Even though Reyes is upbeat about how quality housing will raise the Manteca economy, she is well aware of the downside.

“People in Manteca can be impacted by Bay Area paychecks,” she said.

That’s why Reyes said the city must pursue affordable housing opportunities.

The Northern California Mega Region is comprised of 21 counties grouped into four sub-regions: the Bay Area, Sacramento area, Northern San Joaquin Valley (the 209 region of San Joaquin, Stanislaus and Merced counties) and the Monterrey Bay area.

It is one of the fastest growing economies in the country. It’s 2014 gross regional product was $875 billion and accounted for 5 percent of the United States’ gross national product. It also has the highest per capital income in the country.

Oakland and San Joaquin County led the state in job growth in 2015 after San Francisco and San Jose posted the fastest employment growth for five years.

Reyes noted the dynamic economy of the Silicon Valley is the driving force behind much of the 209 and Sacramento area growth in inland California. High costs and scarce labor is forcing Bay Area economic growth to spill into neighboring counties.
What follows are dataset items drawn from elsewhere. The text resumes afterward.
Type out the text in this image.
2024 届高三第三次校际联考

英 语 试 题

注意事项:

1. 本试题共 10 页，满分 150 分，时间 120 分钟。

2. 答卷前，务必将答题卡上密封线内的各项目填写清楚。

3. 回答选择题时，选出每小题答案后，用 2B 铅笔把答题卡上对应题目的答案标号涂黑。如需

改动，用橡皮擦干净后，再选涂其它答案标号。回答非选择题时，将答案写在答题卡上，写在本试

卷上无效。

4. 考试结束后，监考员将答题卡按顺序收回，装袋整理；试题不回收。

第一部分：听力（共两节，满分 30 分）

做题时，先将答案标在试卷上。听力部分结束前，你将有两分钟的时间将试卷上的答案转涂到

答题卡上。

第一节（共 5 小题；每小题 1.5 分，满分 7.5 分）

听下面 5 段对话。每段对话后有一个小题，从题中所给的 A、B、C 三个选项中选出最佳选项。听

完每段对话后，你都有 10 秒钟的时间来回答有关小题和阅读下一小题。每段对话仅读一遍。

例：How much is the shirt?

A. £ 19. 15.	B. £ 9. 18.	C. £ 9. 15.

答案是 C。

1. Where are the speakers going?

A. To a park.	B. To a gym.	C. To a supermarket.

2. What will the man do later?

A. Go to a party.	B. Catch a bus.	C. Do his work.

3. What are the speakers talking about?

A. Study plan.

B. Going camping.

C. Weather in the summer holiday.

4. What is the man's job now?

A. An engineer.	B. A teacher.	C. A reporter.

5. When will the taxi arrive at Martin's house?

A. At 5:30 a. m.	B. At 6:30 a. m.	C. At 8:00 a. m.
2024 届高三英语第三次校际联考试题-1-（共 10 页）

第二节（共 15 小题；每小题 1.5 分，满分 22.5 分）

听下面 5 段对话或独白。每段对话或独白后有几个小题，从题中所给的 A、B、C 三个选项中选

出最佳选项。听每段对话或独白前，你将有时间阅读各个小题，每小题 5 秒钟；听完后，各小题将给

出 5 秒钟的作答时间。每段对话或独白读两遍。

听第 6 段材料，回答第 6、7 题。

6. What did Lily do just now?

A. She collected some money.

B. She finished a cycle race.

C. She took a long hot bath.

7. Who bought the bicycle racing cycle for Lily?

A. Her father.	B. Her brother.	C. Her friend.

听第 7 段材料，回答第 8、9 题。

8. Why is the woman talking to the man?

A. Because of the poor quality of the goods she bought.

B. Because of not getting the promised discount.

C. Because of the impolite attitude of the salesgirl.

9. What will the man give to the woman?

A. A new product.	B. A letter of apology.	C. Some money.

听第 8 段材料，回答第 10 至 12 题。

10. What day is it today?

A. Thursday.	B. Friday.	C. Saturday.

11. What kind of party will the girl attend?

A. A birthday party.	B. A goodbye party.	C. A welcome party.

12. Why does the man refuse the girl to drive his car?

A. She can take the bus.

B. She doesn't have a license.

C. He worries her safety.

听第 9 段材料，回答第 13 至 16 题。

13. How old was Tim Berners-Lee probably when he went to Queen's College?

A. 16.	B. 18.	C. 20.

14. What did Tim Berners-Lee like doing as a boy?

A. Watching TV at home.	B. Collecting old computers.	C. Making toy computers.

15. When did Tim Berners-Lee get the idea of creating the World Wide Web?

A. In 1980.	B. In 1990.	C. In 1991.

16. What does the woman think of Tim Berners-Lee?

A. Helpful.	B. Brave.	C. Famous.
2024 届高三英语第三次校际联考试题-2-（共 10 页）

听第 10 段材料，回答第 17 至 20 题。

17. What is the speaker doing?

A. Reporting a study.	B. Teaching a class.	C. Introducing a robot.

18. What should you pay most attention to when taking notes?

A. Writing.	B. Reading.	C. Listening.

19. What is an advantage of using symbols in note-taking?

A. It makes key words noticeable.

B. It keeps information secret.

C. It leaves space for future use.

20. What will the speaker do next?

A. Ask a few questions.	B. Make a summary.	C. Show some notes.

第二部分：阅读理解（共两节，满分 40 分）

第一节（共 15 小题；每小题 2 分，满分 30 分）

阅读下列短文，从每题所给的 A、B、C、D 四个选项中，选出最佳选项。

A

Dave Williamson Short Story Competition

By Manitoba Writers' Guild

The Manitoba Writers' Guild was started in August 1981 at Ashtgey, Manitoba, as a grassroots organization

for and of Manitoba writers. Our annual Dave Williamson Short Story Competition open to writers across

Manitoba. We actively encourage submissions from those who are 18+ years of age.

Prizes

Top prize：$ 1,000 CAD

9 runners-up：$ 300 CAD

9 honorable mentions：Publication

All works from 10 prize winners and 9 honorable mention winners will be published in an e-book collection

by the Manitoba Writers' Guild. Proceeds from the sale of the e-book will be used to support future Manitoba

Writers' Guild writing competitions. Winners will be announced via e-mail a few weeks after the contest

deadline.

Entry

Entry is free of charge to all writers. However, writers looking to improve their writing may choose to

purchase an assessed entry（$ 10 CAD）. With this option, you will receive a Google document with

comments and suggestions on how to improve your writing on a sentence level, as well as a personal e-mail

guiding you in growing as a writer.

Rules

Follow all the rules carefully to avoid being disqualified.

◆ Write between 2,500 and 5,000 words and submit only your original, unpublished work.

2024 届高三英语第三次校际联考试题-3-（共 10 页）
The Northern California Mega Region has:

uthree of the four fastest growing counties in California — San Joaquin (2nd), Santa Clara (3rd) and Yolo (4th).

u35 percent of the state’s land.

u37 percent of California’s population that includes 15 million with 12.4 million in the urbanized core with experts estimating the overall population to reach 24 million by 2050 with 19.1 million living in the urbanized core..

u20.3 percent of the adults have college degrees compared to 18.8 percent of the state.

u5 of the 10 University of California campuses and 10 of the 23 California State University campuses.

The nine other megaregions in the United States are Southern California centered around Los Angeles; the Texas Triangle of Huston, Dallas, and Austin; Florida, Northeast centered around New York City; the Midwest centered around Chicago; the Gulf Coast; and the Piedmont Atlantics stretching from Atlanta to Charlotte.